18 Febbraio 2021
Un’incredibile esperienza notturna
Le persone arrestate alle manifestazioni di Mosca e condannate a vari giorni di prigione, vengono poi rilasciate in aperta campagna e in piena notte, al gelo. Potrebbe essere un’ulteriore tragedia, se non ci fossero i volontari… Una giovane moscovita racconta l’incredibile esperienza di umanità vissuta la notte del 16 febbraio.
Io e Musja Sarab’janova ieri abbiamo fatto un’esperienza stupenda che vorrei proprio condividere, anche se non so davvero se riuscirò a metterla in parole.
Abbiamo deciso di andare a prendere all’uscita qualcuno dei ragazzi finiti a Sacharovo, al Centro di raccolta per migranti, dopo i ben noti fatti delle manifestazioni.
Musja si era scritta coi volontari che trovano le auto per riportare a casa i ragazzi (li chiamano «i diplomati») e aveva organizzato per bene il viaggio. Io facevo da autista.
Dovevamo trovarci sul posto all’una di notte. Con tutta sta neve ci voleva un’ora e mezza o due. Ci siamo messe in macchina e siamo partite.
Che viaggio è stato!
Mentre andavamo sulla strada ingombra di neve, nel buio pesto, Musja si scambiava messaggi con una donna che credevamo fosse una volontaria, e invece poi abbiamo capito essere la mamma del ragazzo che stavamo andando a prendere. Lei sta in un’altra città, e possiamo immaginare come abbia vissuto i 14 giorni di fermo che suo figlio ha trascorso a Sacharovo.
Ma il nostro viaggio non è stato cupo e spaventoso: più andavamo avanti e più eravamo felici e trepidanti (non so come descrivere correttamente questo sentimento), avevamo la sensazione di una totale sintonia con quelle persone assolutamente sconosciute, la percezione di una spalla forte: una cosa che non ha paragoni possibili.

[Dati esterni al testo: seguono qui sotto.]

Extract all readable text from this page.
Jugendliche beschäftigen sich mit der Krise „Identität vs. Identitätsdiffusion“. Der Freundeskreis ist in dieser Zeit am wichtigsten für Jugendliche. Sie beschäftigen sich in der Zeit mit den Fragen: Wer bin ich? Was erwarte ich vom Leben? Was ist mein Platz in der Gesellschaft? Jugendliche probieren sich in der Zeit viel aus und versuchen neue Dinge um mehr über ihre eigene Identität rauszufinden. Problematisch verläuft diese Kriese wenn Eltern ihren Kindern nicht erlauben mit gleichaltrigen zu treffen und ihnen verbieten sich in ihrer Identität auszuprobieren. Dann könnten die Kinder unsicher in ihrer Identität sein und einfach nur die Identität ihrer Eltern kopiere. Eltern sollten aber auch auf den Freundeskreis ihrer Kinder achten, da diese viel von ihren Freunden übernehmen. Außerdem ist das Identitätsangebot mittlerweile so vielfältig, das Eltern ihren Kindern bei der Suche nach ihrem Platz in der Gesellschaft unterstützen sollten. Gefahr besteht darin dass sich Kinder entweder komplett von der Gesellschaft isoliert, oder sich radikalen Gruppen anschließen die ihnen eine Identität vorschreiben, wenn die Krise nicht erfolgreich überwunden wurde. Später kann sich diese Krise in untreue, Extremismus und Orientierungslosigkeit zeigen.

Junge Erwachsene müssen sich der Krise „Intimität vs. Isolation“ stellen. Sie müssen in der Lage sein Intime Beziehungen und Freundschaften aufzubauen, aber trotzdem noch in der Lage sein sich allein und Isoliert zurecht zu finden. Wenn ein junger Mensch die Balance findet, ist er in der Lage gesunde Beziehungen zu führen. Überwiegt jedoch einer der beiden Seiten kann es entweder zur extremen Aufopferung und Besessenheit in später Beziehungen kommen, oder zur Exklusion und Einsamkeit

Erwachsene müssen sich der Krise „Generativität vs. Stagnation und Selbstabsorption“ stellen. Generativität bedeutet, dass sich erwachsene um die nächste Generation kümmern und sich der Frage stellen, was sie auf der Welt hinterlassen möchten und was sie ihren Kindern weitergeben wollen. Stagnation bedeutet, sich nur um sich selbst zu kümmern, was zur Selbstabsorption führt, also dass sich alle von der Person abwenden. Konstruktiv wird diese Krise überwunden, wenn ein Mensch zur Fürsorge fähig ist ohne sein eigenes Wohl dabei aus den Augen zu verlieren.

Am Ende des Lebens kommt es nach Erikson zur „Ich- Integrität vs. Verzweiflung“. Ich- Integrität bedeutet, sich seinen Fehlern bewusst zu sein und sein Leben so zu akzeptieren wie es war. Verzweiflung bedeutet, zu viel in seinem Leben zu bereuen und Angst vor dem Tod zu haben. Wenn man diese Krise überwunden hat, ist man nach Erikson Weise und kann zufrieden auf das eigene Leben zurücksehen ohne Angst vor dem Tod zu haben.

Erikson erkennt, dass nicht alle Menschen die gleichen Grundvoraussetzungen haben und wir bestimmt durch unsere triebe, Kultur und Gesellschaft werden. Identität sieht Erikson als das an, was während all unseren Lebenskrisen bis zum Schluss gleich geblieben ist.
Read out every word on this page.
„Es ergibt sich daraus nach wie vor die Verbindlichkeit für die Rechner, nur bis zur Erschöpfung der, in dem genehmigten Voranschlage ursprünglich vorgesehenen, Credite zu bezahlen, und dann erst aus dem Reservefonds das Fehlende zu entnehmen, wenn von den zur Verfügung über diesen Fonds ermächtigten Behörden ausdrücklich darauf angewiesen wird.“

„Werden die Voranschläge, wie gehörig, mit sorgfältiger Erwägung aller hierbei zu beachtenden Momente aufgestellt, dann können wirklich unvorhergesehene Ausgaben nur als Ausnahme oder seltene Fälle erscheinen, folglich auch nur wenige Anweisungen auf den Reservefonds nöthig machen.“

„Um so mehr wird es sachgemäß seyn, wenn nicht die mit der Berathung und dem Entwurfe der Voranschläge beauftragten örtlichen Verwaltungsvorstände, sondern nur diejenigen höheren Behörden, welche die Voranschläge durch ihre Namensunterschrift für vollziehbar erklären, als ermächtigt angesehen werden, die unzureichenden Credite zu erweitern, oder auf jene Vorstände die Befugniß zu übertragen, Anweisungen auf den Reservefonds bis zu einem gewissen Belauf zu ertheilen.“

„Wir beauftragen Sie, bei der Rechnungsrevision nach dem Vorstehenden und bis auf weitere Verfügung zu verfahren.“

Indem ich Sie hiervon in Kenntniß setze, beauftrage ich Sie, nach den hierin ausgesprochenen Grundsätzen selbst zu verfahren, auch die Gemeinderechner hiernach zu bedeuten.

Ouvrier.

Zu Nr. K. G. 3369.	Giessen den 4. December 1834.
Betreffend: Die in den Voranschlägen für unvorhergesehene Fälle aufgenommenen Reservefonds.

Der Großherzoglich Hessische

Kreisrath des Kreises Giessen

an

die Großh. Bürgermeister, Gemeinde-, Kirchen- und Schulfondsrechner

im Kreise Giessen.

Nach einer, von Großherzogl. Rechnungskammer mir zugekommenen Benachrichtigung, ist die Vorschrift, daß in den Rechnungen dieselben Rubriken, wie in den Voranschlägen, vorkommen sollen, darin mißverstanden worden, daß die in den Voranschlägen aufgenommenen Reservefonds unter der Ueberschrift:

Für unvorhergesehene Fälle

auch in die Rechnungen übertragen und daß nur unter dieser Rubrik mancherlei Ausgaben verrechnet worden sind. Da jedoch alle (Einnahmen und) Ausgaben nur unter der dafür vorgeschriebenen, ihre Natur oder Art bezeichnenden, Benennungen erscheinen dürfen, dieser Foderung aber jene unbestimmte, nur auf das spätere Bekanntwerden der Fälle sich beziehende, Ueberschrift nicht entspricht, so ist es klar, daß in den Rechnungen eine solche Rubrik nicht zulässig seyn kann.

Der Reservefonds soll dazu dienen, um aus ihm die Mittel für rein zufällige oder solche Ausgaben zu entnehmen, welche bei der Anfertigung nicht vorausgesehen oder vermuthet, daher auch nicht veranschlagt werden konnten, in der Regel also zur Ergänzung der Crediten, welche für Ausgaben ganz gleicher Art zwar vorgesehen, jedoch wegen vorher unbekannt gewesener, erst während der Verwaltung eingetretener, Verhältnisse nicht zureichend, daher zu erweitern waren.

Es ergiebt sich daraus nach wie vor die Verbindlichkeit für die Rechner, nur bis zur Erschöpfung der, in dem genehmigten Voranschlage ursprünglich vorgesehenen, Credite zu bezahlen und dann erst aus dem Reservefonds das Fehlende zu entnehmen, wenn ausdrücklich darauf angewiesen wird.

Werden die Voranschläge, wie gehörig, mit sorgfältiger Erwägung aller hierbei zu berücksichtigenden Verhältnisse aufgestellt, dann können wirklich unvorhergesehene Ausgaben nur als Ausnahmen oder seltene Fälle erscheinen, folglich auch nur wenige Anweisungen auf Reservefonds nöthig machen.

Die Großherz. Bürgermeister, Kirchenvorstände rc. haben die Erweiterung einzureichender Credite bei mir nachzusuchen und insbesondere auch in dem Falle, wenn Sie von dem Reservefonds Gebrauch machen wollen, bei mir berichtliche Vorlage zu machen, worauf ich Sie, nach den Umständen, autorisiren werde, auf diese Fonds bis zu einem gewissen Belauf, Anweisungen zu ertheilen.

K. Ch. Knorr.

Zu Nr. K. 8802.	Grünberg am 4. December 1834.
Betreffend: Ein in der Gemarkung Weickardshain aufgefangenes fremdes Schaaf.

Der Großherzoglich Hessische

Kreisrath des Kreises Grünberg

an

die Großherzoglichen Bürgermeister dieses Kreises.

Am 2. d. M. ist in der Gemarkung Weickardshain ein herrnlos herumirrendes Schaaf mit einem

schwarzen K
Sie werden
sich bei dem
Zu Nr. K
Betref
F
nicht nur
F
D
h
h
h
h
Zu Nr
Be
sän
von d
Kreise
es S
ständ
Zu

Quando siamo arrivate al Centro raccolta, abbiamo visto il quadro che ci si poteva aspettare: dei cubi di cemento anonimi e tenebrosi, filo spinato e pannelli metallici di recinzione.
MA… Lungo la recinzione c’erano delle auto, nelle auto si scaldavano delle persone, e aspettavano. Una delle auto era quella dei coordinatori, ai quali potevi scrivere o presentarti di persona. Il loro compito era far sì che nessuno rimanesse senza passaggio, in modo che tutti potessero tornare a casa. Avevano anche cibo e tè caldo, e caricatori per i cellulari.
A un certo momento, verso l’una e mezza, hanno lasciato andare i ragazzi. Tutti ci siamo lanciati loro incontro, ad abbracciarli e distribuirli sulle macchine.
Anche il nostro ragazzo è uscito.
Santo cielo, si è rivelato così simpatico e così giovane! E lui era talmente felice di essere stato liberato e che qualcuno lo stesse aspettando.
Un giovincello che studia matematica e adora gli scacchi; ha raccontato che lui e i suoi compagni di cella hanno fatto le pedine col pane; che i ragazzi assieme a lui erano molto simpatici; che all’uscita aveva cinque confezioni di spazzolini da denti (perché glieli passavano gli altri), e che aveva letto molto.
Ci ha raccontato come lo avevano preso, e che avevano fermato anche tutti gli amici che erano con lui.
Ci ha raccontato delle prime 40 ore, veramente difficili, e di come lo hanno interrogato.
Ci siamo lasciati con un abbraccio; abbiamo ringraziato lui e sua mamma, e lui ha ringraziato noi. C’era un gran gelo, la neve e una grande bellezza.
Vorrei dire una cosa importante:
Facebook, i telegiornali e tutta questa atmosfera orribile e inquietante sono una cosa ma la vita, comunque, è sempre un po’ di più.
Quel ragazzo non doveva stare dentro 14 giorni, nessuno di loro doveva.
E non dovrebbero stare lì neppure gli immigrati che sono chiusi là dentro, e che nessuno aspetta fuori.
Ma andare fin là, fare conoscenza coi volontari e chiacchierare con loro, vedere tutto questo dal vivo è stata un’esperienza inestimabile. E in questa esperienza c’è la speranza, non la solita rabbia estenuante e il senso d’impotenza.